Sustainable management of soil and land resources requires the identification of factors affecting their development or degradation. Accurate and reliable determination of the distribution of soil and landscape properties is the basis of such identification. In this regard, it is necessary to prepare continuous location maps. In soil surveying, soils are generally collected by a point-by-point sampling method and soil properties between these points are estimated by interpolation methods. Soil salinity is one of the most common challenges in arid and semi-arid regions of Iran, which leads to land degradation by declining soil quality. Therefore, monitoring soil salinity is needed to overcome the aforementioned problem. The accuracy and precision of Kriging, as one of the major geostatistical methods, depend on the size, distribution as well as density of soil samples. Due to the use of these maps in soil planning and management for the future, their accuracy and precision are of great importance. This study aims to evaluate the role of grid sampling patterns on the quality and efficiency of final soil salinity maps.
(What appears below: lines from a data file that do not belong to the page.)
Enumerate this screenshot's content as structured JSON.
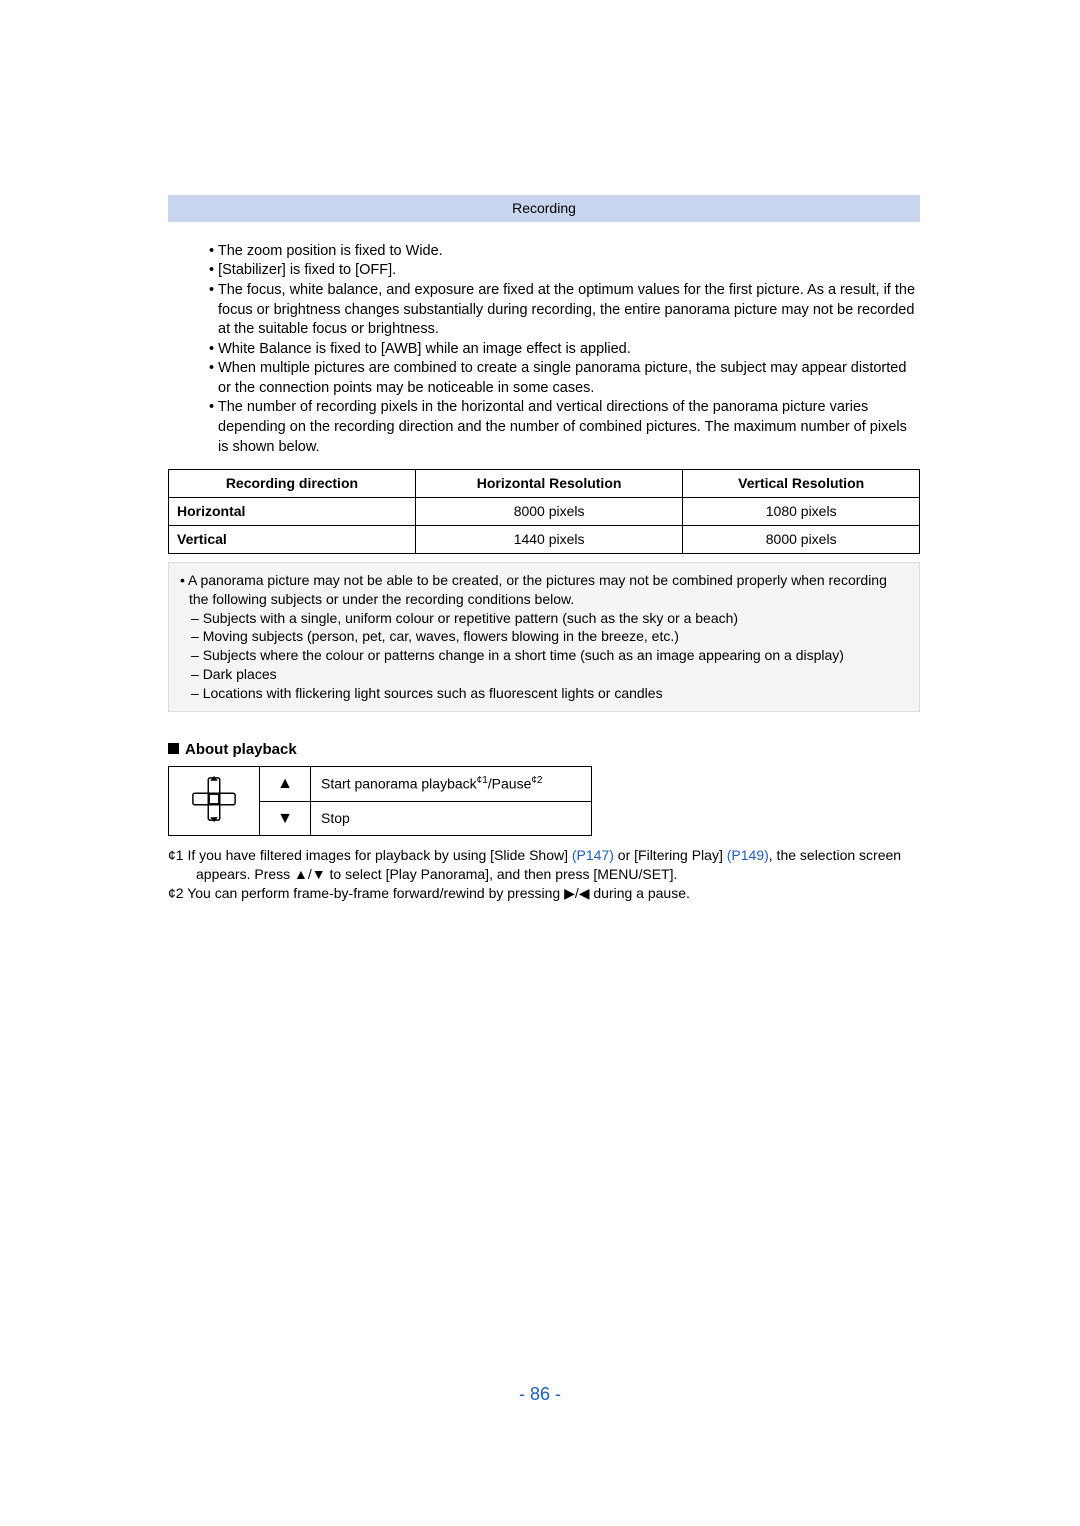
{
  "header": "Recording",
  "bullets": [
    "The zoom position is fixed to Wide.",
    "[Stabilizer] is fixed to [OFF].",
    "The focus, white balance, and exposure are fixed at the optimum values for the first picture. As a result, if the focus or brightness changes substantially during recording, the entire panorama picture may not be recorded at the suitable focus or brightness.",
    "White Balance is fixed to [AWB] while an image effect is applied.",
    "When multiple pictures are combined to create a single panorama picture, the subject may appear distorted or the connection points may be noticeable in some cases.",
    "The number of recording pixels in the horizontal and vertical directions of the panorama picture varies depending on the recording direction and the number of combined pictures. The maximum number of pixels is shown below."
  ],
  "res_table": {
    "headers": [
      "Recording direction",
      "Horizontal Resolution",
      "Vertical Resolution"
    ],
    "rows": [
      {
        "dir": "Horizontal",
        "h": "8000 pixels",
        "v": "1080 pixels"
      },
      {
        "dir": "Vertical",
        "h": "1440 pixels",
        "v": "8000 pixels"
      }
    ]
  },
  "notebox": {
    "lead": "A panorama picture may not be able to be created, or the pictures may not be combined properly when recording the following subjects or under the recording conditions below.",
    "dashes": [
      "Subjects with a single, uniform colour or repetitive pattern (such as the sky or a beach)",
      "Moving subjects (person, pet, car, waves, flowers blowing in the breeze, etc.)",
      "Subjects where the colour or patterns change in a short time (such as an image appearing on a display)",
      "Dark places",
      "Locations with flickering light sources such as fluorescent lights or candles"
    ]
  },
  "playback": {
    "heading": "About playback",
    "rows": [
      {
        "sym": "▲",
        "desc_pre": "Start panorama playback",
        "sup1": "¢1",
        "desc_mid": "/Pause",
        "sup2": "¢2"
      },
      {
        "sym": "▼",
        "desc": "Stop"
      }
    ]
  },
  "footnotes": {
    "f1_pre": "¢1 If you have filtered images for playback by using [Slide Show] ",
    "f1_link1": "(P147)",
    "f1_mid": " or [Filtering Play] ",
    "f1_link2": "(P149)",
    "f1_post": ", the selection screen appears. Press ▲/▼ to select [Play Panorama], and then press [MENU/SET].",
    "f2": "¢2 You can perform frame-by-frame forward/rewind by pressing ▶/◀ during a pause."
  },
  "page_number": "- 86 -"
}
The study was conducted in Shamlou region with an area of about 155 ha. It is located in Heris County, East Azerbaijan Province comprising abandoned cultivated lands. The dominant soils across the study area were Inceptisols and Aridisols. Based on the main objective of this research, five sampling patterns were designed: I) uniform grids of 100 m; II) uniform grids of 200 m; III) offset grids of 200 m; IV) rectangular grids (100×200 m) with vertical direction; V) rectangular grids (100×200 m) with the horizontal direction. A total of 155 disturbed samples (0-20 cm) were taken in the study area. All the collected samples were transferred to the laboratory for analysis. After providing the soil extracts, ECe was measured. The Kriging method was also employed to predict the spatial distribution of soil salinity according to the above-mentioned patterns. The accuracy of prepared maps in a classified mode was also evaluated. Finally, the efficiency of each map was evaluated using the Average Size Delineation (ASD), Index of Maximum Reduction (IMR), and Delineation Density (DD) criteria.
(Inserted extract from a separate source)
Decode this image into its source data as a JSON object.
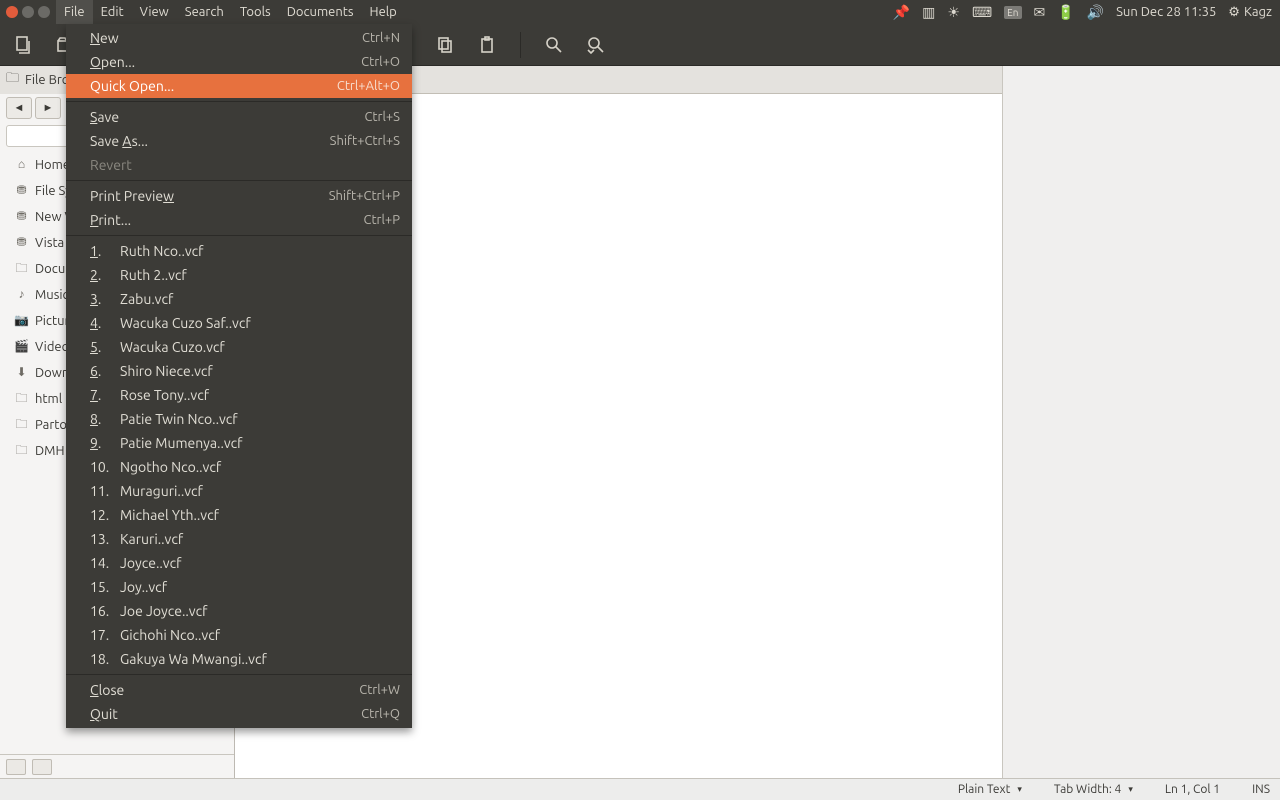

The maximum ECe in the study area was reported to be 36.5 dS.m-1. The provided maps based on the use of various sampling patterns showed that the salinity of the west part of the area was higher than the east one. Geostatistical analysis revealed that the spherical model can be identified as the best-fitted model for a 100×200 m rectangular grid with vertical direction, while the exponential model was the best one for the rest patterns. The results demonstrated that the least and the highest values of nugget and range were observed for 100 and 200 m uniform grids, respectively. Since the index of nugget/sill illustrates the spatial dependence of soil salinity, it was found that management has no role in the spatial distribution of salinity using all studied patterns except 100×200 m rectangular grid with the vertical direction. The t-test results indicated that there is no significant difference between the predicted and actual values. According to the R2 values, the best sampling pattern was found to be uniform grids of 100 m, followed by, rectangular grids with horizontal direction, offset grids, rectangular grids with vertical direction and uniform grids of 200 m. The next step was to assess the maps (with a scale of 1:13337) efficiency indices. It was found that the maximum location accuracy, minimum legible delineation (MLD), optimum legible delineation (OLD) and optimum legible area (OLA) were 1.33 m, 7115 m2, 1.6 cm2 and 2.84 ha, respectively. The lowest average size delineation (ASD) was found for uniform grids of 100 m while the highest one was for rectangular grids with vertical directions patterns. A similar trend was also observed in terms of index maximum of reduction (IMR). Furthermore, the optimum delineation density (DD) was found to be 4.59 for the offset grids of 200 m pattern.

The results showed that sampling point distribution had a more important role than sampling point density in selection of the optimum model for interpolation. In terms of nugget and range, this role was demonstrated in an inverse manner. Since the nugget/sill index (taken by all studied sampling patterns in the same results) revealed that salinity has a strong spatial distribution, the density and distribution of sampling points did not play an important role. Although the distribution of sampling points had a role in the accuracy of interpolation, the sampling point density was more effective. The results showed that preparation of high resolution maps with many details does not always require a large density of sampling, but in patterns with the equal densities, the efficiency of maps depends on the distribution of sampling points. Also, there was no direct relation between optimum delineation density and specific density as well as distribution of sampling points. Therefore, prior to the selection of suitable distribution for soil sampling patterns, it is recommended to find the optimum sampling density for the project.